TAS: How can conservatives retake the
conservationist mantle from the radical left?
ROB SISSON: Get back into the game! Don’t let
liberals monopolize the field of environmental stewardship ideas!
Rediscover Edmund Burke’s and Russell Kirk’s ethics of
intergenerational equity and the inseparability of freedom and
responsibility. Show citizens we care about clean air, clean water,
and protecting parks and other open spaces. Develop a set of ideas,
based on conservative ethics of limited government, support for
markets, and a prudent acceptance of facts and risks. Then take the
debate to the liberals and convince the voters.

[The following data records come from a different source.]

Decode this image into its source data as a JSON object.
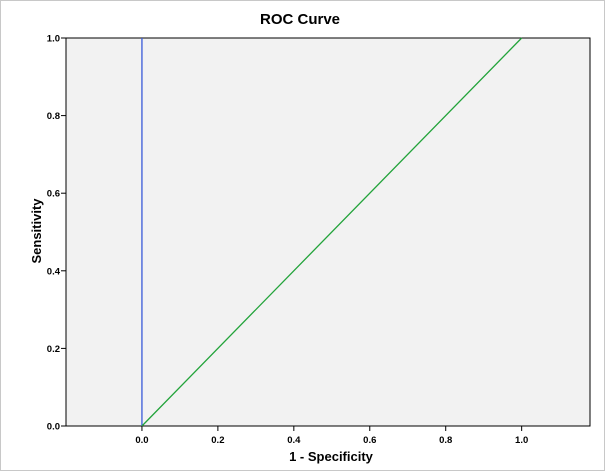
{
  "chart_data": {
    "type": "line",
    "title": "ROC Curve",
    "xlabel": "1 - Specificity",
    "ylabel": "Sensitivity",
    "xlim": [
      -0.2,
      1.18
    ],
    "ylim": [
      0.0,
      1.0
    ],
    "xticks": [
      0.0,
      0.2,
      0.4,
      0.6,
      0.8,
      1.0
    ],
    "xtick_labels": [
      "0.0",
      "0.2",
      "0.4",
      "0.6",
      "0.8",
      "1.0"
    ],
    "yticks": [
      0.0,
      0.2,
      0.4,
      0.6,
      0.8,
      1.0
    ],
    "ytick_labels": [
      "0.0",
      "0.2",
      "0.4",
      "0.6",
      "0.8",
      "1.0"
    ],
    "grid": false,
    "legend": "none",
    "plot_background": "#f2f2f2",
    "series": [
      {
        "color": "#3a5bd9",
        "x": [
          0.0,
          0.0
        ],
        "y": [
          0.0,
          1.0
        ]
      },
      {
        "color": "#22a33a",
        "x": [
          0.0,
          1.0
        ],
        "y": [
          0.0,
          1.0
        ]
      }
    ]
  }
}
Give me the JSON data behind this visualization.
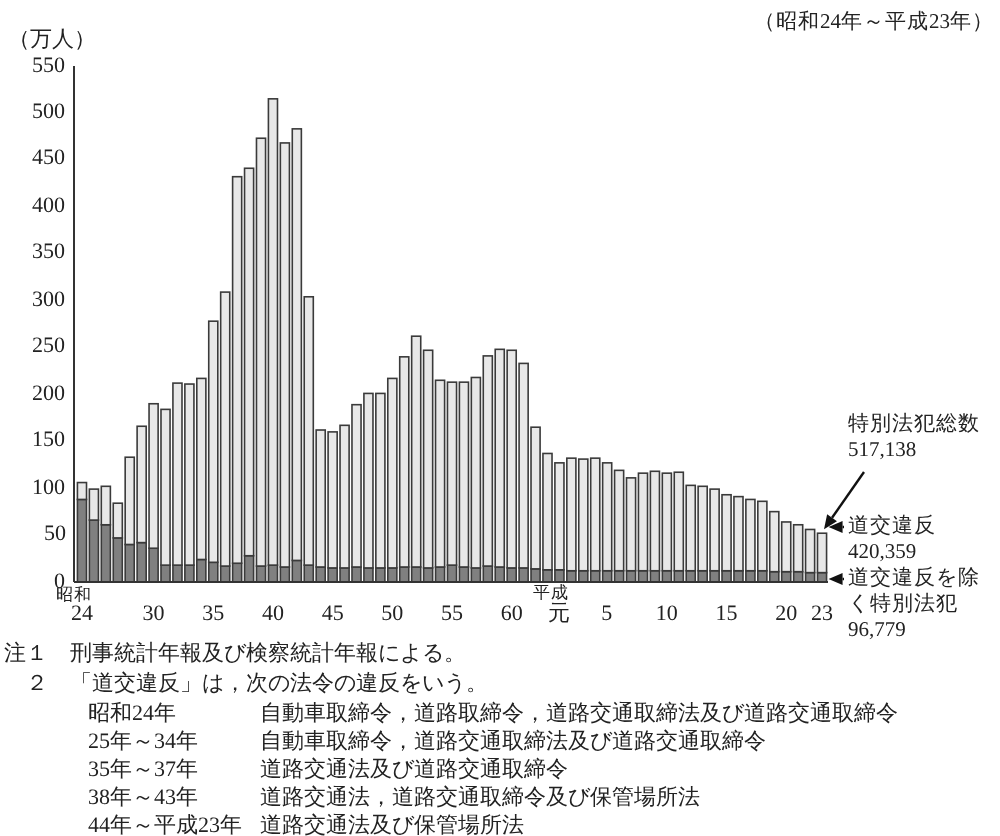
{
  "chart_data": {
    "type": "bar",
    "stacked": true,
    "subtitle": "（昭和24年～平成23年）",
    "ylabel": "（万人）",
    "legend": false,
    "grid": false,
    "ylim": [
      0,
      550
    ],
    "yticks": [
      0,
      50,
      100,
      150,
      200,
      250,
      300,
      350,
      400,
      450,
      500,
      550
    ],
    "categories": [
      "24",
      null,
      null,
      null,
      null,
      null,
      "30",
      null,
      null,
      null,
      null,
      "35",
      null,
      null,
      null,
      null,
      "40",
      null,
      null,
      null,
      null,
      "45",
      null,
      null,
      null,
      null,
      "50",
      null,
      null,
      null,
      null,
      "55",
      null,
      null,
      null,
      null,
      "60",
      null,
      null,
      null,
      "元",
      null,
      null,
      null,
      "5",
      null,
      null,
      null,
      null,
      "10",
      null,
      null,
      null,
      null,
      "15",
      null,
      null,
      null,
      null,
      "20",
      null,
      null,
      "23"
    ],
    "series": [
      {
        "name": "道交違反を除く特別法犯",
        "color": "#808080",
        "values": [
          88,
          66,
          61,
          47,
          40,
          42,
          36,
          18,
          18,
          18,
          24,
          21,
          17,
          20,
          28,
          17,
          18,
          16,
          23,
          18,
          16,
          15,
          15,
          16,
          15,
          15,
          15,
          16,
          16,
          15,
          16,
          18,
          16,
          15,
          17,
          16,
          15,
          15,
          14,
          13,
          13,
          12,
          12,
          12,
          12,
          12,
          12,
          12,
          12,
          12,
          12,
          12,
          12,
          12,
          12,
          12,
          12,
          12,
          11,
          11,
          11,
          10,
          10
        ]
      },
      {
        "name": "道交違反",
        "color": "#e8e8e8",
        "values": [
          18,
          33,
          41,
          37,
          93,
          124,
          154,
          166,
          194,
          193,
          193,
          257,
          292,
          412,
          413,
          456,
          497,
          452,
          460,
          286,
          146,
          145,
          152,
          173,
          186,
          186,
          202,
          224,
          246,
          232,
          199,
          195,
          197,
          203,
          224,
          232,
          232,
          218,
          151,
          124,
          114,
          120,
          119,
          120,
          115,
          107,
          99,
          104,
          106,
          104,
          105,
          91,
          90,
          87,
          81,
          79,
          76,
          74,
          64,
          53,
          50,
          46,
          42
        ]
      }
    ],
    "annotations": [
      "特別法犯総数",
      "517,138",
      "420,359",
      "96,779",
      "昭和",
      "平成",
      "注１　刑事統計年報及び検察統計年報による。",
      "２　「道交違反」は，次の法令の違反をいう。",
      "昭和24年",
      "自動車取締令，道路取締令，道路交通取締法及び道路交通取締令",
      "25年～34年",
      "自動車取締令，道路交通取締法及び道路交通取締令",
      "35年～37年",
      "道路交通法及び道路交通取締令",
      "38年～43年",
      "道路交通法，道路交通取締令及び保管場所法",
      "44年～平成23年",
      "道路交通法及び保管場所法"
    ]
  }
}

This will take some courage on behalf of Republican and
conservative leaders in Congress. A tiny, but very vocal part of
the base will never accept that conservation is conservative. And
there are very powerful political donors whose wealth and income
are dependent upon the continued ability to download the cost of
pollution to the public. By the way, President Reagan called this
“the destructive trespass of pollution.” Ending this trespass
should be a libertarian value as well.
I’ve told more than one member of Congress that he or she can be
this generation’s Theodore Roosevelt, remembered and revered a
century from now. All it takes is one person.
We all need clean air and clean water, we all cherish the parks
and wide-open spaces that forged America’s history, defined our
culture as a freedom-loving, enterprising people, and inspire with
their exceptional beauty. Conservatives can show America how we can
be good stewards of our great nation.